Дед привел его в порядок, соорудил новую лестницу, очистил от мусора, укрепил стены, отремонтировал и утеплил крышку погреба и лаз, сделал небольшие закрома для картошки, свеклы и моркови. Притащил откуда-то три небольших бочонка, в которых осенью они с тёщей солили помидоры, огурцы, квасили капусту.

У наших бараков был небольшой участок пустующей земли. Женсовет поделил его на число квартир, и желающие женщины, да и мужчины с удовольствием копались в земле в свободное время. Наш участок добросовестно обрабатывал Митрофанович под руководством моей тёщи. Она любила землю. Кстати, выращивали они лук, морковь, зелень, помидоры и даже несколько кустов картошки.

…В те годы я, прослужив в отряде более четырех лет, постоянно просил военно-медицинский отдел округа и отдел кадров направить меня на первичную специализацию по одной из врачебных специальностей. В конце концов мои рапорта всем надоели и я, наконец, поехал в Ленинград на шестимесячные Высшие Академические курсы по невропатологии. Пока с февраля по июль я учился в Военно-медицинской академии, Митрофанович все заботы о моей семье взял на себя и помогал жене и тёще решать бесконечные хозяйственные вопросы.

Печи в городке топили только дровами — благо тайга начиналась сразу за автопарком. Дед привозил и колол дрова (в нашей квартире одна печь обогревала две комнаты, а плита была на кухне), носил питьевую воду — колонка была далеко от нашего барака, тщательно чистил снег у нашего крыльца и сарая.

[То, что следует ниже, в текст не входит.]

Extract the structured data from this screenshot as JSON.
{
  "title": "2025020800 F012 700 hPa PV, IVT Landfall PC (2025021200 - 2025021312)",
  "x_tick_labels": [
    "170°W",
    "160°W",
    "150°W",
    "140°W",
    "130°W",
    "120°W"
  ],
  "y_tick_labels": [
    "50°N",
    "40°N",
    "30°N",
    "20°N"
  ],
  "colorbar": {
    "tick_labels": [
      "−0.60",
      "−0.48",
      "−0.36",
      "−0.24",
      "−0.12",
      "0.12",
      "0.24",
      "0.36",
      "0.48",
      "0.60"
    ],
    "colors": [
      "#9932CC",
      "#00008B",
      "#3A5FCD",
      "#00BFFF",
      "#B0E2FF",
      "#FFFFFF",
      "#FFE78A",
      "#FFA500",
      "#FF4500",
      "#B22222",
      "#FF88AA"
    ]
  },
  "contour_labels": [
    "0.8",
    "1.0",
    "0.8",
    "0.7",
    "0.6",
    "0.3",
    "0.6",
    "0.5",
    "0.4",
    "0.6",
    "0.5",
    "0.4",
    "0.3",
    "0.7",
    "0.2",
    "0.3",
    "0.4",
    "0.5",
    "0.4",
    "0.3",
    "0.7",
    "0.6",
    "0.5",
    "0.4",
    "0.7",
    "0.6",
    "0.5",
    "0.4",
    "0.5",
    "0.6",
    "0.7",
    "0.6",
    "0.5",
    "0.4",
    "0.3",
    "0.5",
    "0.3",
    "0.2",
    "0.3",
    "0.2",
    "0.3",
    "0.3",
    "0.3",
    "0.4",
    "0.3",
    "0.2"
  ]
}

Как рассказывала жена, в дни, когда стояли сильные морозы, он ездил на автобусе в город на рынок за хлебом, мясом, молоком сыну и ходил в магазин военторга за продуктами. Из посёлка ЛЗУ до вокзала, примерно каждый час, ходил, вернее ползал, как черепаха, полуразвалившийся, стонущий, скрипучий и вечно глохнувший в пути древний маленький автобус с продавленными до пружин сиденьями.

В обеденный перерыв Митрофанович часто гулял с нашим сыном, укутанным в многочисленные платки, по городку и вокруг дома. Учил его стоять и ходить на маленьких лыжах, катал на санках.

Тёща рассказывала, что многие соседки даже завидовали ей, что у нас есть такой добровольный и бескорыстный помощник.
В столярной мастерской отряда дед сделал большой вместительный ящик для хранения домашних вещей, покрасил его зелёной краской и поставил в коридоре квартиры. Я любил отдыхать на нем после дежурств. В последующие годы этот удобный ящик много лет ездил с нами по всему Дальнему Востоку.

Вскоре после моего возвращения из Ленинграда встал вопрос о возможности перевода меня из топографического отряда в Хабаровск. Но перед этим я должен был выехать с топографами  на полевые работы на Курильские острова.

Я был на островах Итуруп и Кунашир.

На Курильских островах мы были настоящими браконьерами.
Во время хода горбуши на нерест стоило на несколько минут перегородить японской капроновой сетью мелкую речушку, и сеть не могли вытащить на берег. В каждой ячейке — огромная рыба. Мы брали только брюшки — жирные полоски, так называемая теша, срезанные с брюшной части туш. Икру отправляли в ведро, а рыбу выбрасывали  в речку.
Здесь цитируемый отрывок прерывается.